Offline evaluation via UI
Offline evaluation via UI also referring as bulk testing feature, this featrue allows you to evaluate your prompts without writing any code. You can trigger evaluation run through UI. No code is required to create or run these evaluations, they happen completely within Baserun.
Components of Offline evaluation via UI
An online evaluation is composed of three components:
- One or more prompt template versions
- One or more model configurations
- A dataset of test cases. This is created by uploading a CSV file.
Creating an Evaluation Run
On the left menu bar, click expand “Evaluation” and click “Evaluation Runs”. Here you will see a list of previously-created runs. To create a new run, click ”+ New evaluation run”.

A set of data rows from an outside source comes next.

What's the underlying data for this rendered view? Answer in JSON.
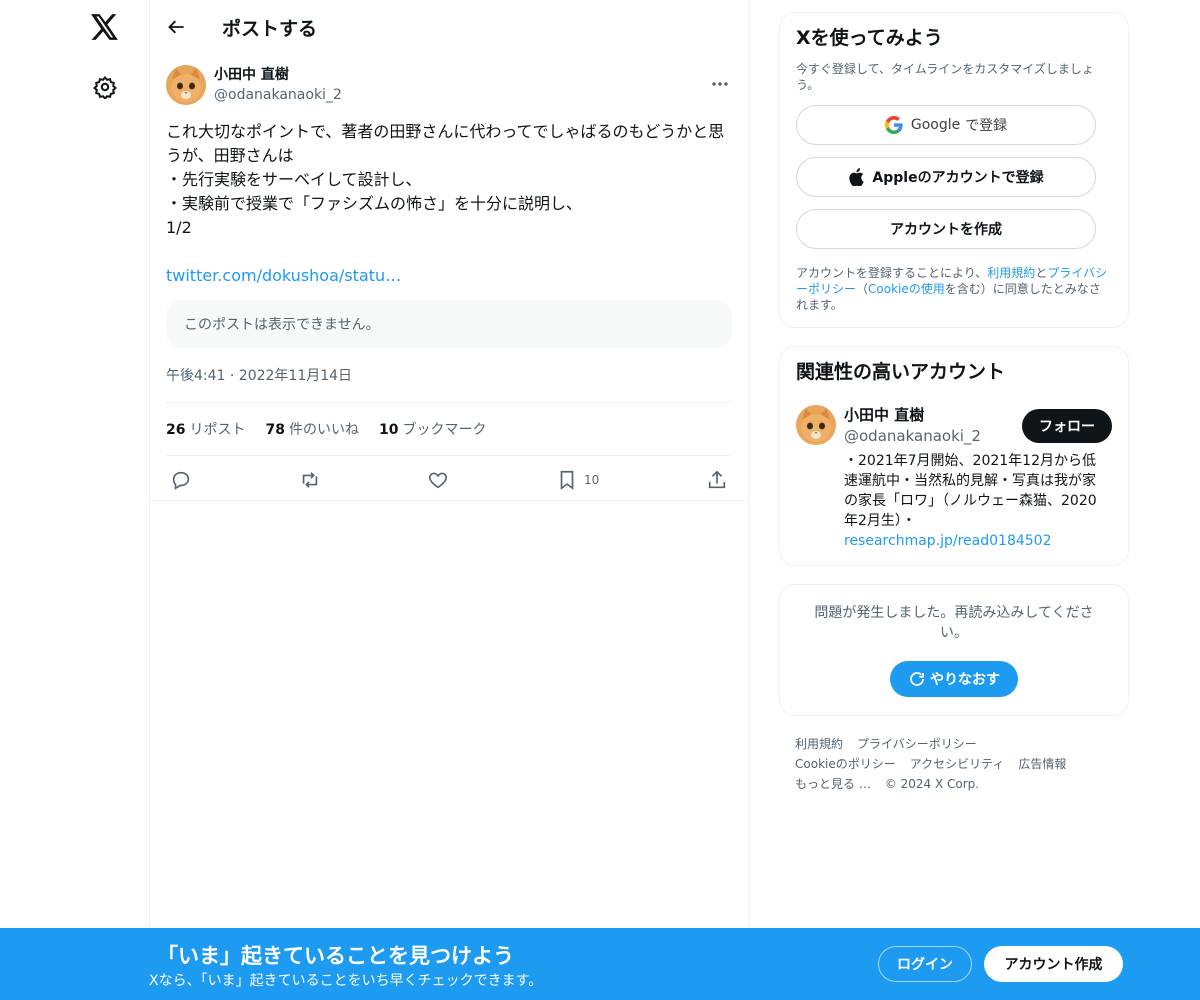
{
  "nav": {
    "logo_icon": "x-logo-icon",
    "settings_icon": "gear-icon"
  },
  "header": {
    "title": "ポストする"
  },
  "post": {
    "author_name": "小田中 直樹",
    "author_handle": "@odanakanaoki_2",
    "text": "これ大切なポイントで、著者の田野さんに代わってでしゃばるのもどうかと思うが、田野さんは\n・先行実験をサーベイして設計し、\n・実験前で授業で「ファシズムの怖さ」を十分に説明し、\n1/2",
    "link": "twitter.com/dokushoa/statu…",
    "unavailable": "このポストは表示できません。",
    "time": "午後4:41 · 2022年11月14日",
    "stats": {
      "reposts_count": "26",
      "reposts_label": "リポスト",
      "likes_count": "78",
      "likes_label": "件のいいね",
      "bookmarks_count": "10",
      "bookmarks_label": "ブックマーク"
    },
    "actions": {
      "bookmark_count": "10"
    }
  },
  "signup": {
    "title": "Xを使ってみよう",
    "subtitle": "今すぐ登録して、タイムラインをカスタマイズしましょう。",
    "google_label": "Google",
    "google_suffix": "で登録",
    "apple_label": "Appleのアカウントで登録",
    "create_label": "アカウントを作成",
    "terms_1": "アカウントを登録することにより、",
    "terms_link1": "利用規約",
    "terms_2": "と",
    "terms_link2": "プライバシーポリシー",
    "terms_3": "（",
    "terms_link3": "Cookieの使用",
    "terms_4": "を含む）に同意したとみなされます。"
  },
  "recommend": {
    "title": "関連性の高いアカウント",
    "name": "小田中 直樹",
    "handle": "@odanakanaoki_2",
    "follow_label": "フォロー",
    "bio": "・2021年7月開始、2021年12月から低速運航中・当然私的見解・写真は我が家の家長「ロワ」（ノルウェー森猫、2020年2月生）・",
    "bio_link": "researchmap.jp/read0184502"
  },
  "error": {
    "text": "問題が発生しました。再読み込みしてください。",
    "retry_label": "やりなおす"
  },
  "footer": {
    "terms": "利用規約",
    "privacy": "プライバシーポリシー",
    "cookie": "Cookieのポリシー",
    "accessibility": "アクセシビリティ",
    "ads": "広告情報",
    "more": "もっと見る …",
    "copyright": "© 2024 X Corp."
  },
  "bottombar": {
    "title": "「いま」起きていることを見つけよう",
    "subtitle": "Xなら、「いま」起きていることをいち早くチェックできます。",
    "login_label": "ログイン",
    "signup_label": "アカウント作成"
  },
  "colors": {
    "accent": "#1d9bf0",
    "text": "#0f1419",
    "muted": "#536471"
  }
}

Then, you will be presented with a wizard to create your evaluation run. Here, we are going to be comparing the results between two prompt template versions.
First, you will select the prompt template versions to compare.

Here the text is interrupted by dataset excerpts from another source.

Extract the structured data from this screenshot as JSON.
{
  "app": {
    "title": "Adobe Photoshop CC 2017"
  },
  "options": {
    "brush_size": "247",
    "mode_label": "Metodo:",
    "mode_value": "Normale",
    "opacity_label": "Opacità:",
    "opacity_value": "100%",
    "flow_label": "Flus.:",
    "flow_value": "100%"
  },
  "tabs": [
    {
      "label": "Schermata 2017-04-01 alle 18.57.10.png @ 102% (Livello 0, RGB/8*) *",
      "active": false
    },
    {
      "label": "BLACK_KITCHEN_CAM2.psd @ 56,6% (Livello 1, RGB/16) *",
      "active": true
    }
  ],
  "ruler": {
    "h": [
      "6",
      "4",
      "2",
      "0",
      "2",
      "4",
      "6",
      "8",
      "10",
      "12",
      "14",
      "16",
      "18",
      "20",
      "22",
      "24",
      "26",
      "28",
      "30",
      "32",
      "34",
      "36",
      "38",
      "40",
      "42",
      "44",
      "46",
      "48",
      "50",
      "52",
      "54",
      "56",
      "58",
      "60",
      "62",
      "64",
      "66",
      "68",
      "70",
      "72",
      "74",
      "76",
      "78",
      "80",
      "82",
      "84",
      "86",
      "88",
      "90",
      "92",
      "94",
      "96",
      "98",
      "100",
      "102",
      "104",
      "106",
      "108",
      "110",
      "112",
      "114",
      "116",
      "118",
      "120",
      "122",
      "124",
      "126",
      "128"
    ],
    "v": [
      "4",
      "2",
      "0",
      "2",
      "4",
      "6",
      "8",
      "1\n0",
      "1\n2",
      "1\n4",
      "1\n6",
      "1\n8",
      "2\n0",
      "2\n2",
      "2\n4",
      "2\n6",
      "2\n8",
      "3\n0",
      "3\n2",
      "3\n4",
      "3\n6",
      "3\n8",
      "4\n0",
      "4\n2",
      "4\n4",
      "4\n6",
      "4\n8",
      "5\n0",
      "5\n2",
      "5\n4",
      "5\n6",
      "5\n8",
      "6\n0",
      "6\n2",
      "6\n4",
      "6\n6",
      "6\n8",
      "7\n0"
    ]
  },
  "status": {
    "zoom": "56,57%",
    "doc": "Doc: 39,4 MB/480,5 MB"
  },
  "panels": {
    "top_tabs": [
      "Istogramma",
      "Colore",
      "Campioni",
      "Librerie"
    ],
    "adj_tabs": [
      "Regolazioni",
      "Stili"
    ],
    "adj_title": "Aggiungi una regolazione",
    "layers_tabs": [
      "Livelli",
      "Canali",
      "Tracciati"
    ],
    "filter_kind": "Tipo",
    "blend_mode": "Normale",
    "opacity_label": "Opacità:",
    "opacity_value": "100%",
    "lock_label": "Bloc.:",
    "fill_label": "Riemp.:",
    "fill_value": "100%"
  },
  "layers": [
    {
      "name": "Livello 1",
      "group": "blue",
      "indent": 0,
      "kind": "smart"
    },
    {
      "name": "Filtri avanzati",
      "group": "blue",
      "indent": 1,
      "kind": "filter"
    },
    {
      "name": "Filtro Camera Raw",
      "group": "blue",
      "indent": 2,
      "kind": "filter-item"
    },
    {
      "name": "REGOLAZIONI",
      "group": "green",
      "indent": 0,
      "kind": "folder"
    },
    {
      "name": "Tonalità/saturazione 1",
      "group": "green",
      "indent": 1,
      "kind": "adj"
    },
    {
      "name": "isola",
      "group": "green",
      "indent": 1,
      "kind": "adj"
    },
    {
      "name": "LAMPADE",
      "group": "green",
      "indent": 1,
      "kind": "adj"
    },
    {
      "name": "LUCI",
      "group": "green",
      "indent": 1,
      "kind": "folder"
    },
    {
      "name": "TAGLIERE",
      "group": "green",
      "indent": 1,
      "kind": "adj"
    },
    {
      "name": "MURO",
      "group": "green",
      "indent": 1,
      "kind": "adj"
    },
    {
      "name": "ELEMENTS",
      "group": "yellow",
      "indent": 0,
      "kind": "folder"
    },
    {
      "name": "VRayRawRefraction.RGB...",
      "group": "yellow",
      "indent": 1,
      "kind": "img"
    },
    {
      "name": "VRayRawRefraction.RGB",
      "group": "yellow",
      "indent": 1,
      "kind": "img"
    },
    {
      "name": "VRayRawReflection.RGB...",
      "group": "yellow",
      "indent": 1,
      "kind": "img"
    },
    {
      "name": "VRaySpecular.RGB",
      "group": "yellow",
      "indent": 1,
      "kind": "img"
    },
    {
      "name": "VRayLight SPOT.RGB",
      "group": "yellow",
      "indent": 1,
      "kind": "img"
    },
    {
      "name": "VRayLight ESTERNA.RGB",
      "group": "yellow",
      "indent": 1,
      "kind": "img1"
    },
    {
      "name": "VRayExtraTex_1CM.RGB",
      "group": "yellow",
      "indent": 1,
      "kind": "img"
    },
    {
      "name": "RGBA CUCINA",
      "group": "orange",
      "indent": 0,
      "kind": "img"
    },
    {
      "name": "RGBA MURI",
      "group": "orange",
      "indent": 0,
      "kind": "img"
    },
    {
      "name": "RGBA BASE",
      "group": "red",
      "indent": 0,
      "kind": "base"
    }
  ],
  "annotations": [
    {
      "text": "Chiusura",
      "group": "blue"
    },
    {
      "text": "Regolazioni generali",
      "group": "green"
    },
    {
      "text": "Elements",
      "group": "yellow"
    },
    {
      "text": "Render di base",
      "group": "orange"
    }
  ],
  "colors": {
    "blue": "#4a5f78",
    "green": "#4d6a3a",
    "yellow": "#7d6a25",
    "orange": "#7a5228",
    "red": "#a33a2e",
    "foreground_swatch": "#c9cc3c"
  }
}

Next, you will configure the model to be used in the evaluation.
Then, you will upload a CSV file containing your testing cases.
Finally, you will select the evaluators you wish to run. Here, we will do a simple evaluation to ensure that the completion does not include “AI Language Model”.
The evaluation run is then run in the Baserun back-end, and the results will be available in a few seconds, depending on the number of test cases and whether the evaluations are model-graded.